JVC selected Amtran as a licensing partner, he said, due to its prowess in display design and production.

“We’ve built displays for some of the top names in the industry, and JVC felt comfortable licensing its brand to us to extend and expand the name in TV,” Paterniti explained.

AVC is relaunching the JVC brand for TV using eight FullHD 1080p SKUs in the Black Crystal series. These are divided into two classes — the 3000 line of CCFL-based LCD TVs and the 3001 line of LED edge-lit LCD TVs, Paterniti said.

All were developed with particular emphasis on high-quality audio performance as well as clear video performance.

All models offer direct-firing speakers; a special audio cavity to help sound resonance; better-quality speakers with built-in tweeters, a wider frequency range (20kHz) and deeper base response.

The company is also using SRS’s HD surround package to enhance the spatial field from the two 10-watt speakers.

For cosmetics, Paterniti said the Black Crystal models continue a similar design philosophy used in past JVC sets — they keep the look thin, sleek and clean.

“It’s the kind of product you want to put in your living room,” he said.

The 3000 series is targeted at consumers primarily interested in purchasing a second or third TV for secondary rooms in the house or for college dorms.

The 3001 models are step-up items that could appeal to first-time home buyers, townhouse or condo dwellers looking for screen sizes ranging from 32 to 47 inches, Paterniti explained.

Models in the 32- and 37-inch screen sizes will all offer 60Hz refresh rates, while models in the 42- and 47-inch screen sizes will offer 120Hz refresh rates.

The 3000 series 32- ($469 suggested retail) and 37-inch ($549) models will feature two HDMI inputs, component, composite and VGA inputs, a music port, USB input, optical digital output and stereo audio output.

The 42-inch 3000-series model carries a $699 suggested retail while the 47-inch is priced at an expected $949.

All models in the 3000 series feature 100,000:1 dynamic contrast ratios.

Pricing on the LED-based 3001-series products are: 32-inch ($599 suggested retail), 37-inch ($699), 42-inch ($879) and 47-inch ($1,199).

All of those models offer 2,000,000:1 dynamic contrast ratios and a 1.9-inch panel depth.

All sets comply with the Energy Star 5.3 power-consumption requirements, Paterniti said.

AVC will use a different go-to-market strategy than its JVC predecessors, offering pricing that is slightly below the tierone brands like Sony, Samsung and LG, without dropping into the mid-tier-two or tier-three price levels, Paterniti said.

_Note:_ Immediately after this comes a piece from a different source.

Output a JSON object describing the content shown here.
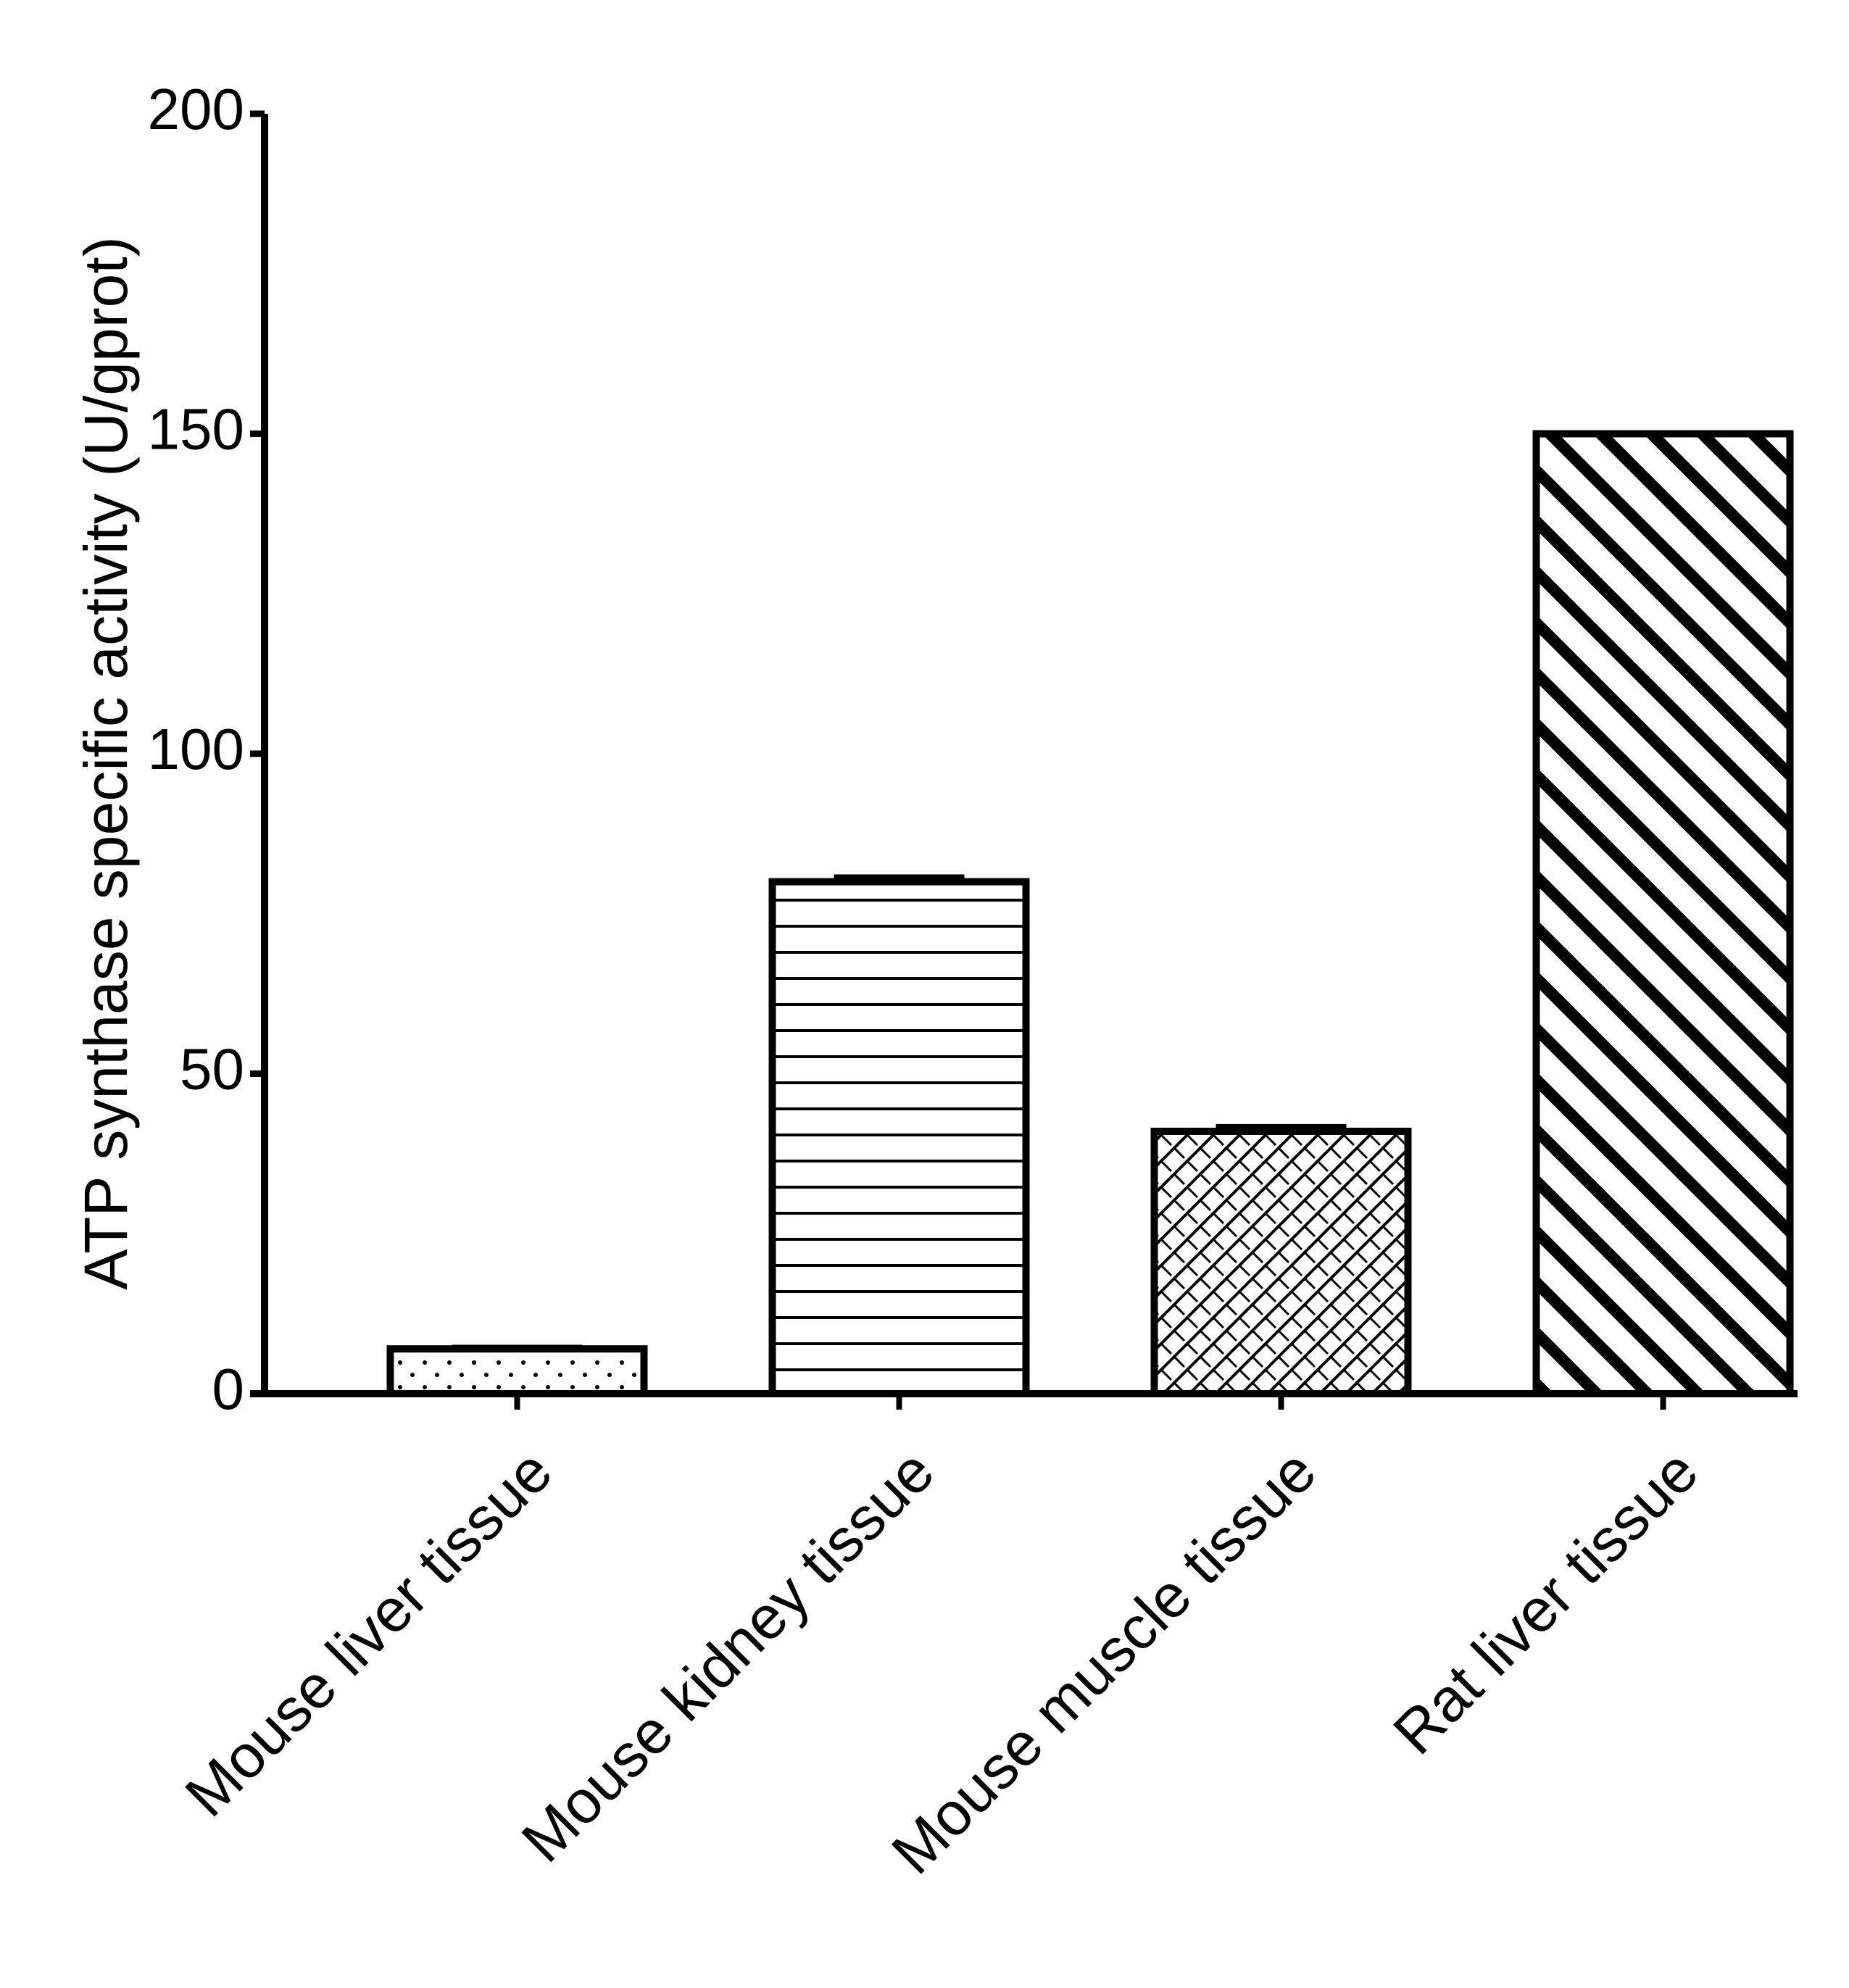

The company will be using several online accounts (Amazon,

, New Egg and others to start) — including the JVC website run by the brand licensor. Paterniti said the e-commerce channel “just continues to grow by leaps and bounds for TV sales.”

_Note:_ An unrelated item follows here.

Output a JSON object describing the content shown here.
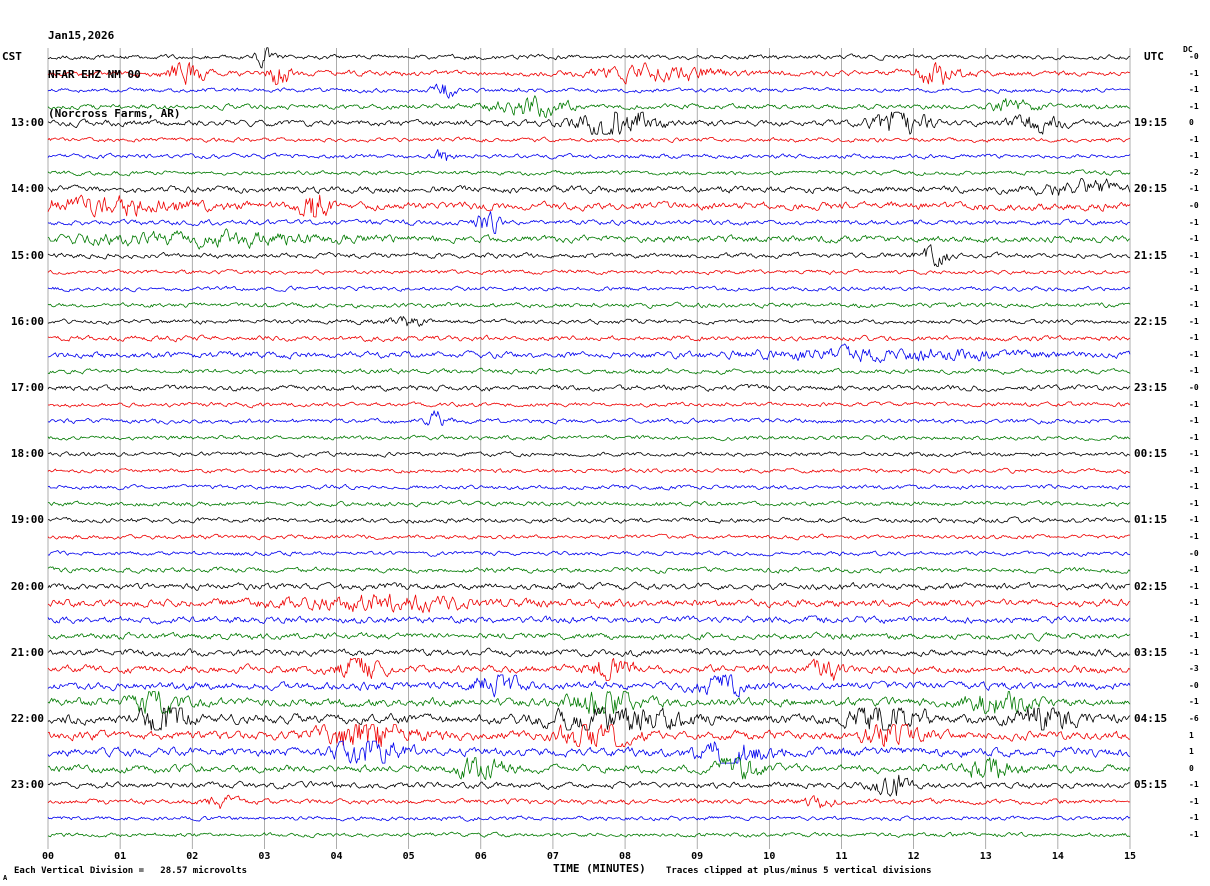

Products sold through the JVC website will be offered at full suggested retails, he added, and should not conflict with sales of retail distribution partners.

Previews of the products online were set for the July 4 weekend as of this writing.

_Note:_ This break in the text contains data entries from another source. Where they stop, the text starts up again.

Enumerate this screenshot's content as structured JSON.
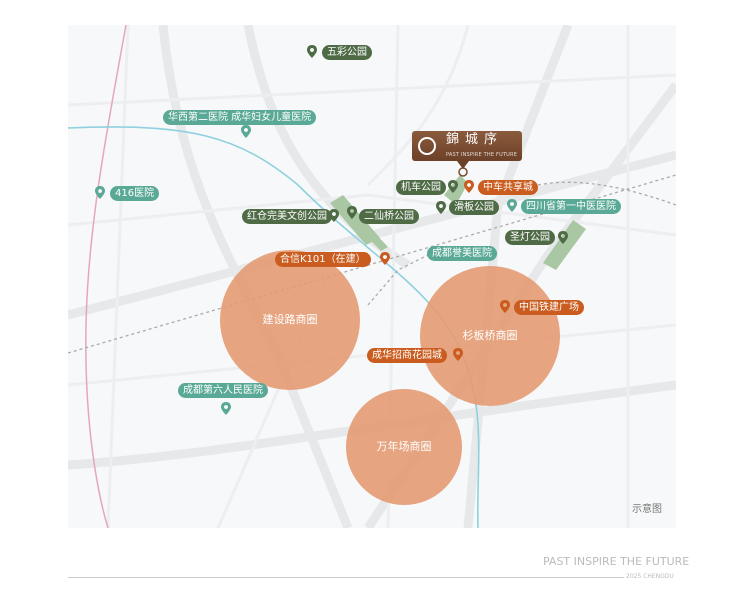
{
  "colors": {
    "hospital": "#5aa996",
    "park": "#4f6b46",
    "commercial": "#c95c1e",
    "district_circle": "#e49a72",
    "river": "#8fd0df",
    "brand": "#7a4c31"
  },
  "brand": {
    "name": "錦城序",
    "tagline": "PAST INSPIRE THE FUTURE"
  },
  "labels": {
    "wucai": "五彩公园",
    "huaxi": "华西第二医院 成华妇女儿童医院",
    "h416": "416医院",
    "jiche": "机车公园",
    "zhongche": "中车共享城",
    "huaban": "滑板公园",
    "sichuan": "四川省第一中医医院",
    "hongcang": "红仓完美文创公园",
    "erxianqiao": "二仙桥公园",
    "yumei": "成都誉美医院",
    "shengdeng": "圣灯公园",
    "hexin": "合信K101（在建）",
    "tiejian": "中国铁建广场",
    "zhaoshang": "成华招商花园城",
    "diliu": "成都第六人民医院"
  },
  "districts": {
    "jiansheLu": "建设路商圈",
    "shanbanqiao": "杉板桥商圈",
    "wannianchang": "万年场商圈"
  },
  "note": "示意图",
  "footer": {
    "slogan": "PAST INSPIRE THE FUTURE",
    "year": "2025 CHENGDU"
  }
}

At the same time, the company will introduce the line to the world on the JVC video screen in New York City’s Times Square, where it will also announce a nationwide giveaway sweepstakes for the Black Crystal Series, selecting a winner from people who register online.

In part to help with online sales, all Black Crystal models and next year’s Black Sapphire sets will come with 24/7 tech support.

The 42-inch and larger models include in-home service, and the 37-inch and smaller models offer an advanced replacement service, which means a replacement model will be shipped to the home under the warranty period.

For brick-and-mortar distribution, Paterniti said AVC continues to speak with select regional and national CE retail accounts.

“We’re still finishing up some contracts, and we don’t launch the LED line until August,” Paterniti added. “We are giving our dealers a margin-rich product with a brand that they can sell and with advanced features that can make a competitive brand.”

AVC will also begin discussions with some key buying groups and has named D&H Distributing its exclusive two-step distribution partner for the JVC Black Crystal line, Paterniti said.

The company may seek out more high-end regional and A/V specialty dealers for the Black Sapphire line, slated for early 2012, he said.